Question

How do you complete and balance the following acid-base reactions?
-$HCl+Mn{{(OH)}_{2}}$
-$Ba{{(OH)}_{2}}+{{H}_{3}}P{{O}_{4}}$
-$C{{H}_{3}}COOH+L{{i}_{2}}C{{O}_{3}}$

Answer 1

Hint:
i) The acid-base reactions result in the formation of salt and water, as the proton from the acid is released which combines with the hydroxide which was released from the base, ultimately forming water.
ii) And the salt is formed by the combination of the left out conjugate base of the acid and conjugate acid of the base.

Complete step-by-step answer:
In order to balance a chemical reaction we need to complete them first, so we will follow a stepwise process for completion and balancing of the reactions one at a time. In the first reaction, hydrochloric acid reacts with the manganese hydroxide. At first we will write the complete chemical reaction which would take place,
$HCl+Mn{{(OH)}_{2}}\to MnC{{l}_{2}}~+~{{H}_{2}}O$

We can see that the formation of manganese di-chloride is formed along with the water molecule as a side product. Now, in order to balance this chemical equation we will see if the number of atoms on each element on both the sides are equal or not.

As we can see the number of hydrogen atoms is two on the product side of the reaction, and three on the reactant side. And the number of chlorine is two on the product side and one on the reactant side. Also the number of oxygen atoms are uneven. So, we will add a coefficient $2$ for the hydrochloric acid and the same coefficient for water. Now the equation becomes $2HCl+Mn{{(OH)}_{2}}\to MnC{{l}_{2}}~+~2{{H}_{2}}O$. Which is the balanced chemical equation.

In the next case the complete chemical equation can be written as,
\[Ba{{\left( OH \right)}_{2}}~+~{{H}_{3}}P{{O}_{4}}~\to ~BaHP{{O}_{4}}~+~{{H}_{2}}O\]
Here as we can see the number of hydrogen and oxygen are not balanced, and apart from these two atoms, the number of barium and phosphorus atoms are balanced. So, we will add a coefficient $2$ on the water which would make the number of hydrogen $5$ on both the sides and the number of oxygen $6$ on both the sides. So we get,
\[Ba{{\left( OH \right)}_{2}}~+~{{H}_{3}}P{{O}_{4}}~\to ~BaHP{{O}_{4}}~+~2{{H}_{2}}O\]
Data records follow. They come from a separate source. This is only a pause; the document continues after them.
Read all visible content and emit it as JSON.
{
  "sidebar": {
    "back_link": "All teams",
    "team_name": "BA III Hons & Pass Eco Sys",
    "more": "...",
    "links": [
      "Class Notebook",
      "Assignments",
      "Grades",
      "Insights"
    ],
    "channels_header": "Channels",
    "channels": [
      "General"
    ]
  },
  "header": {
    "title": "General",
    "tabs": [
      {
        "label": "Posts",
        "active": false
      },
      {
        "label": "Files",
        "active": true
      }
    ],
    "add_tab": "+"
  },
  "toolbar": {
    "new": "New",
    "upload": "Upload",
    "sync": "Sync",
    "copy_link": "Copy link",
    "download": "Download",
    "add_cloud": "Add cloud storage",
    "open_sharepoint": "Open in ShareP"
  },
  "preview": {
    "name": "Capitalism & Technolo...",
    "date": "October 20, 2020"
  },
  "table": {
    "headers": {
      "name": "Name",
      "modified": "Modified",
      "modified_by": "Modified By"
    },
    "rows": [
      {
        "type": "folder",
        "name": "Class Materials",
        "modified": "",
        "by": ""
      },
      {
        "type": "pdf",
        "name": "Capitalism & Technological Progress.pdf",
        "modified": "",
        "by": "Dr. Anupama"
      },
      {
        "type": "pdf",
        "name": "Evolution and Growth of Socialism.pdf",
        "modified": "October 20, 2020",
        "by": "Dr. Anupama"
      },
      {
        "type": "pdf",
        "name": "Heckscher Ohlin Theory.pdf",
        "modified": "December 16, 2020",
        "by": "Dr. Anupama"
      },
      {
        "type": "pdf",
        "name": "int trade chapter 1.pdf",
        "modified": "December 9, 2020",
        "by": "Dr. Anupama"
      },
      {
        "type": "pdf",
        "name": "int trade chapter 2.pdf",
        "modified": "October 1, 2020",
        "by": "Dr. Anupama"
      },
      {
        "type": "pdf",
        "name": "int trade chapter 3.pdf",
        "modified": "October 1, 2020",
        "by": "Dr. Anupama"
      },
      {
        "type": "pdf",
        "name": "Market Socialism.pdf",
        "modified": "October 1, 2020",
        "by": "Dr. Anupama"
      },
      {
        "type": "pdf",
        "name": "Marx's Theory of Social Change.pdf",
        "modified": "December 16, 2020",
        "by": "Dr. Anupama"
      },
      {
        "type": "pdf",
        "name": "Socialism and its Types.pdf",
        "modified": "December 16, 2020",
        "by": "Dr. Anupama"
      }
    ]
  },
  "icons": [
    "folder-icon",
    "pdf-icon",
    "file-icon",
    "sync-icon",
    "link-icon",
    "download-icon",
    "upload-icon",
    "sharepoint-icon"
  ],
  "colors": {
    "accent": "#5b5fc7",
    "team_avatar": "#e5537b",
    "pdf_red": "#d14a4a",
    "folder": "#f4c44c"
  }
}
In the third scenario, the complete unbalanced chemical equation would be,
\[C{{H}_{3}}COOH~+~L{{i}_{2}}C{{O}_{3}}~\to ~C{{H}_{3}}COOLi~+~{{H}_{2}}O~+~C{{O}_{2}}\]
Now, if we notice carefully the number of lithium atoms is two, on the reactant side and it's one on the product side, so we will add a coefficient two on the lithium acetate, to make it even. And consequently, we would have to add a coefficient two, on the acetic acid to make the number of carbon hydrogen and oxygen equal on both the sides. So, we get,
\[2C{{H}_{3}}COOH~+~L{{i}_{2}}C{{O}_{3}}~\to ~2C{{H}_{3}}COOLi~+~{{H}_{2}}O~+~C{{O}_{2}}\]
Which is the required complete and balanced chemical equation.

Note: In order to balance the chemical equation we need to write the complete equation, and as it was mentioned it was acid-base reaction, so it was easy to predict the products, as the reaction of acid and base results in salt and water. In case of reaction of acid with metal carbonates, an extra side product which is carbon dioxide is released as an effervescence as in the case of the third reaction, where acetic acid reacted with lithium carbonate.